Eliminating duplicate rows

Question

Eliminating duplicate rows

kwitzell

SSCrazy

Points: 2470
More actions
January 3, 2008 at 11:03 am

#177889

Hi all,
I have a question which I am sure has a simple solution;
I have a table which contains duplicate rows, each duplicate row is only duplicated twice, but not all rows are duplicated. There is only one column which is not duplicated in the duplicated rows and that is the first column which is an identity type primary key field. Strictly speaking since the primary key is an identity field we don't have a duplicate row, but the rest of the data in the row is duplicated in another row, and the users want to eliminate the duplication, seems it is causing a problem with sorting in their application.
I was thinking of using select distinct but am not sure how to handle the primary key issue. As far as I know the primary is not a foregin key in another table. What I want to do is pull everything but the primary key field into a new table. Does this sound reasonable?
Thanks in advance for your help
Ken

Viewing 12 posts - 1 through 11 (of 11 total)

You must be logged in to reply to this topic. Login to reply

L_voren SSC Rookie Points: 28 More actions · Answer 1

A real quick and dirty way would be to use a group by on all but the primary key field (min max that if there are just 2 rows max) and filter having a count * > 1.

Something like

delete table

where primary_key in (select min\max(primary_key) from table group by a,b,c having count(*) >1)

Of course you could replace in with exists.

Quick, easy 1 time use kind of thing.

Jeff Moden SSC Guru Points: 1004340 More actions · Answer 2

Kwitzell,

For those rows that are duplicated, which row would you like to keep... that is, do you want to keep the one with the largest ID or the smallest?

--Jeff Moden

RBAR is pronounced "ree-bar" and is a "Modenism" for Row-By-Agonizing-Row.
First step towards the paradigm shift of writing Set Based code:
________Stop thinking about what you want to do to a ROW... think, instead, of what you want to do to a COLUMN.

Change is inevitable... Change for the better is not.

Helpful Links:
How to post code problems
How to Post Performance Problems
Create a Tally Function (fnTally)

kwitzell SSCrazy Points: 2470 More actions · Answer 3

Jeff,

Thanks for your response, the user does not care, I would think the smaller would do. I was told the numbers in the primary key are not referneced in the application. So, really it does not matter.

Ken

kwitzell SSCrazy Points: 2470 More actions · Answer 4

Thank you for your reply, will give it a look.

Ken

Matt Miller (4) SSC Guru Points: 124210 More actions · Answer 5

Considering you're throwing all of the fields in - the performance will likely suck pretty badly on this one.

L_voren's solution will get rid of one dupe per group, so you'd have to keep running that until you got 0 records back.

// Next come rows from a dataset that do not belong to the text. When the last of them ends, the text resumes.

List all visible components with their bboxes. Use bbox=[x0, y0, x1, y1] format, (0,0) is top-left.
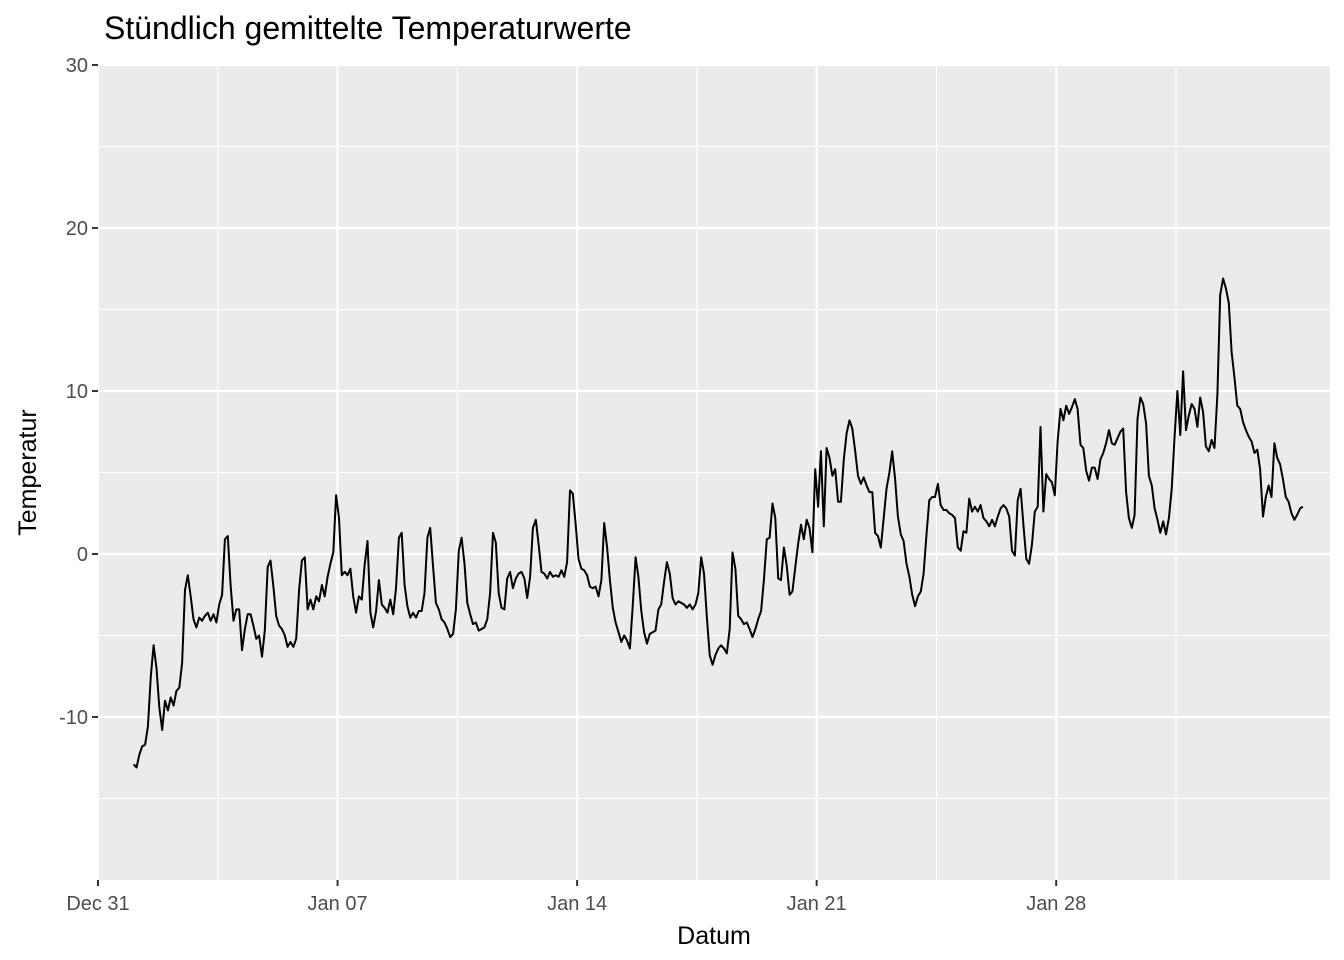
chart-title: Stündlich gemittelte Temperaturwerte bbox=[104, 10, 632, 46]
major-y-gridlines bbox=[98, 63, 1330, 719]
x-tick-label: Jan 28 bbox=[1026, 893, 1086, 915]
y-tick-label: 0 bbox=[77, 544, 88, 566]
y-tick-label: 20 bbox=[66, 218, 88, 240]
y-tick-label: 10 bbox=[66, 381, 88, 403]
x-tick-label: Dec 31 bbox=[66, 893, 129, 915]
temperature-series-line bbox=[132, 277, 1304, 769]
y-axis-title: Temperatur bbox=[14, 409, 42, 535]
major-x-gridlines bbox=[96, 65, 1058, 880]
x-tick-label: Jan 14 bbox=[547, 893, 607, 915]
x-axis-title: Datum bbox=[677, 922, 751, 950]
x-tick-label: Jan 07 bbox=[308, 893, 368, 915]
y-tick-label: 30 bbox=[66, 55, 88, 77]
minor-x-gridlines bbox=[217, 65, 1177, 880]
x-tick-label: Jan 21 bbox=[787, 893, 847, 915]
y-axis: -10 0 10 20 30 bbox=[59, 55, 98, 729]
series-layer bbox=[132, 277, 1304, 769]
y-tick-label: -10 bbox=[59, 707, 88, 729]
x-axis: Dec 31 Jan 07 Jan 14 Jan 21 Jan 28 bbox=[66, 880, 1086, 915]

A one-shot way is something more along the lines of (performance notwithstanding)

delete t1

from mytable t1

where

exists (

select *

from mytable t2

where

t1.a=t2.a

and t1.b=t2.b

and etc...

and t1.primarykey>t2.primarykey

)

----------------------------------------------------------------------------------
Your lack of planning does not constitute an emergency on my part...unless you're my manager...or a director and above...or a really loud-spoken end-user..All right - what was my emergency again?

kwitzell SSCrazy Points: 2470 More actions · Answer 6

Thanks Matt,

Your soulution is kind of what I was thinking, I just planned on creating a new table and putting in everything sans dupes and primary key, figured to create a new primary key column and renumber the rows.

Ken

L_voren SSC Rookie Points: 28 More actions · Answer 7

I'm sorry I must have misunderstood something here. If there are a max of 2 rows per group why would the delete need to be run more than once?

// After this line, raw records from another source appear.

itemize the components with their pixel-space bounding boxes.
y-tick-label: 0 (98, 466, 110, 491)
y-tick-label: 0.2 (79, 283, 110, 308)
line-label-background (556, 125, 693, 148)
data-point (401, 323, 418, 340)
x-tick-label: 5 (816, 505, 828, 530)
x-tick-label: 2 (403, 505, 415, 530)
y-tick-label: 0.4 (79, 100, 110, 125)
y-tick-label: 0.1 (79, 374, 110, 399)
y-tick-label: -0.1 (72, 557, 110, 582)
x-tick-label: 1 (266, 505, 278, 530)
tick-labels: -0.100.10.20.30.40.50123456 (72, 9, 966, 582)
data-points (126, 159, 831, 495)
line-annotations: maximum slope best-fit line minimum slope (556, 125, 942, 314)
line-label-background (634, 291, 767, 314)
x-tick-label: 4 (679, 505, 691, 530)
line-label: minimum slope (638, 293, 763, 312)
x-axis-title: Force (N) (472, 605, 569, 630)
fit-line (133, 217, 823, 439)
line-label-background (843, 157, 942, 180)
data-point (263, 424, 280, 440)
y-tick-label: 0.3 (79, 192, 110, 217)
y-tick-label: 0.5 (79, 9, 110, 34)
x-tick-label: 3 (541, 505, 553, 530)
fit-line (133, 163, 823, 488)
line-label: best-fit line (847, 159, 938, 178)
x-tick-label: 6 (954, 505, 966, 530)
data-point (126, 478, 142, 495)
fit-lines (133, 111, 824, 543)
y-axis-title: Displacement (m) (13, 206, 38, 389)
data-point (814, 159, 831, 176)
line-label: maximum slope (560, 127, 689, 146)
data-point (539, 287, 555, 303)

David Kranes SSCrazy Points: 2523 More actions · Answer 8

I came across the attached document which may help.

David

Best Regards,

~David

kwitzell SSCrazy Points: 2470 More actions · Answer 9

David thank you for the article, we will have to give it a try,

Ken

Matt Miller (4) SSC Guru Points: 124210 More actions · Answer 10

L_voren (1/4/2008)
I'm sorry I must have misunderstood something here. If there are a max of 2 rows per group why would the delete need to be run more than once?

If there's exactly just one duplicate, then you're right - only one run through would suffice. I'm just never fortunate enough to have only one dupe....:)

----------------------------------------------------------------------------------
Your lack of planning does not constitute an emergency on my part...unless you're my manager...or a director and above...or a really loud-spoken end-user..All right - what was my emergency again?

kwitzell SSCrazy Points: 2470 More actions · Answer 11

Yes we only have one dup per row. I guess we lucked out this time!